Et le dieu Scandinave Thor écrasa, dit-on, avec sa massue la tête du grand serpent. L'origine de cette légende,
dit-il, doit se rattacher à la Bible. Les Mexicains avaient aussi la même croyance; ce qui le prouve, c'est que
d'après Humboldt, le serpent écrasé par le grand esprit Teotl, alors qu'il prend la forme d'une des divinités
subalternes, est le génie du mal, un véritable Cacodasmon3. Or, dans presque tous les cas, si l'on examine soigneusement le sujet, on verra que le dieu qui détruit le serpent est représenté comme endurant des maux
et des souffrances qui amènent sa mort. Ainsi le dieu Thor qui réussit enfin à détruire le grand serpent périt,
dit-on, au moment même de la victoire, d'un souffle venimeux de son haleine4. C'est ainsi, paraît-il, que les
Babyloniens représentaient leur grand destructeur du serpent parmi les statues de leur ancienne sphère. Sa
mystérieuse souffrance est ainsi décrite par le poète Grec Aratus, dont le langage montre que, lorsqu'il
écrivait, on avait généralement perdu le sens de cette image, quoiqu'elle soit assez significative lorsqu'on la
considère à la lumière de l'Écriture:
"On voit une figure humaine minée par la fatigue; cependant on ne sait quel nom lui donner. On ignore quel
travail cette créature accomplit. Mais comme elle semble tomber sur ses genoux les mortels ignorants
l'appellent Engonasis, et tandis que ses deux mains s'élèvent vers les cieux, la tête horrible d'un dragon s'agite
au-dessus d'elle, son pied droit semble demeurer immobile, fixé sur la crête brune du monstre qui se débat5."
La constellation qui est ainsi représentée est ordinairement connue sous le nom de "celui qui s'agenouille",
d'après la description du poète grec; mais il est évident que comme Engonasis venait de chez les Babyloniens,
il faut l'interpréter non dans un sens Grec, mais dans un sens Chaldéen; ainsi interprété, comme l'implique
l'action même du tableau, le nom du mystérieux martyr est "celui qui écrase le serpent6". Quelquefois,
cependant, l'écrasement du serpent était représenté comme un acte beaucoup plus facile; la mort néanmoins
en était le résultat ultérieur; et cette mort du destructeur du serpent est décrite de manière à ne laisser aucun
doute sur l'origine de cette légende.
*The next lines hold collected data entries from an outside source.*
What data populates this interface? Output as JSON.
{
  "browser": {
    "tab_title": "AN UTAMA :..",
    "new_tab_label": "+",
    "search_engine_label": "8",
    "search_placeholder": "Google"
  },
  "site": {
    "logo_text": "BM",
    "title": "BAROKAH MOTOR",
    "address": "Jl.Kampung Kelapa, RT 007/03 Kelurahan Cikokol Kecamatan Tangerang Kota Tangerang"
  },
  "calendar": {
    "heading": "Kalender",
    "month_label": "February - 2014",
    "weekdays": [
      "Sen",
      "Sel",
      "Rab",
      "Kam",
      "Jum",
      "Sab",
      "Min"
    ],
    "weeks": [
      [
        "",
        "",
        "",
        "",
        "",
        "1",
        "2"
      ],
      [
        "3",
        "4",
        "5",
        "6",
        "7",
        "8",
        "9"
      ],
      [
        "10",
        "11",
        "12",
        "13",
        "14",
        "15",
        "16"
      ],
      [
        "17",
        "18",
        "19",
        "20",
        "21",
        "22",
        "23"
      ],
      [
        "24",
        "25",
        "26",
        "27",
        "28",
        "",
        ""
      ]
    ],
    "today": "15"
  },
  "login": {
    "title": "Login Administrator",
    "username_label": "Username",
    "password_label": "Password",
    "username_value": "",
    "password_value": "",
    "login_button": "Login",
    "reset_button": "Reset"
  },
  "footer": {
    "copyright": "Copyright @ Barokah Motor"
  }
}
C'est particulièrement le cas pour le dieu des Hindous, Crishna, dont parle
Wilkinson dans l'extrait que nous avons déjà donné. La légende qui le concerne contient toute la promesse
faite autrefois en Éden, et cela d'une manière frappante. Tout d'abord ce dieu est représenté sur des tableaux
et dans des statues, comme ayant le pied sur la tête du grand serpent7, et ensuite lorsqu'il l'a détruit, il meurt,
dit la fable, frappé au pied d'une flèche; et, de même que pour Tammuz, il y a chaque année de grandes
lamentations sur sa mort8. Même en Grèce, dans l'histoire classique de Paris et d'Achille, nous avons une
allusion évidente à cette partie de la promesse antique concernant l'écrasement du talon du vainqueur. Achille,
fils unique d'une déesse, était invulnérable partout, excepté au talon. Mais là, la blessure était mortelle. Son
ennemi le visa en cet endroit et le tua.
Or, puisque nous avons la preuve que même les païens savaient que le Messie promis devait "par sa mort
détruire la mort et celui qui a le pouvoir de la mort, c'est-à-dire le diable", combien l'impression de l'humanité
en général, à l'égard de cette vérité capitale, doit avoir été puissante aux jours de Sémiramis, alors qu'on était
si près de la source de toute la tradition divine! Quand donc le nom de Zoroastre, la semence de la femme,
fut donné à celui qui périt au milieu d'une carrière prospère de culte idolâtre et d'apostasie, on ne peut douter
du sens qui fut attaché à ce nom. La mort violente du héros qui dans l'estime de ses partisans avait tant fait
pour l'humanité, afin de rendre l'homme heureux et de le délivrer de la crainte de la colère à venir, au lieu
d'empêcher qu'on ne lui décernât ce titre, contribua à ce projet audacieux. Tout ce qu'il fallait pour appuyer
ce dessein de la part de ceux qui voulaient une excuse pour se détourner du vrai Dieu et embrasser l'apostasie,
c'était précisément d'annoncer que le grand patron de l'apostasie, tout en ayant succombé sous la malice des
hommes, s'était offert volontairement pour le bien de l'humanité. Or c'est ce qui arriva. D'après la version
Chaldéenne de l'histoire du grand Zoroastre, celui-ci supplia le Dieu suprême du ciel de lui prendre sa vie;
sa prière fut exaucée, et il expira en assurant à ses disciples que s'ils vénéraient convenablement sa mémoire,
l'empire ne sortirait jamais de la main des Babyloniens9. Ce que dit Berosus, l'historien de Babylone, sur la
décapitation du grand dieu Belus, tend à là même conclusion. Belus, nous dit Berosus, ordonna à l'un des
dieux de lui couper la tête, afin qu'avec le sang qui se répandrait ainsi par son ordre et avec son consentement on pût former de nouvelles créatures quand ce sang se mêlerait à la terre, la première création étant
représentée comme une sorte d'échec10. Ainsi la mort de Belus ou Nemrod, comme celle qu'on attribue à
Zoroastre, était représentée comme entièrement volontaire, et comme subie pour le bien du monde.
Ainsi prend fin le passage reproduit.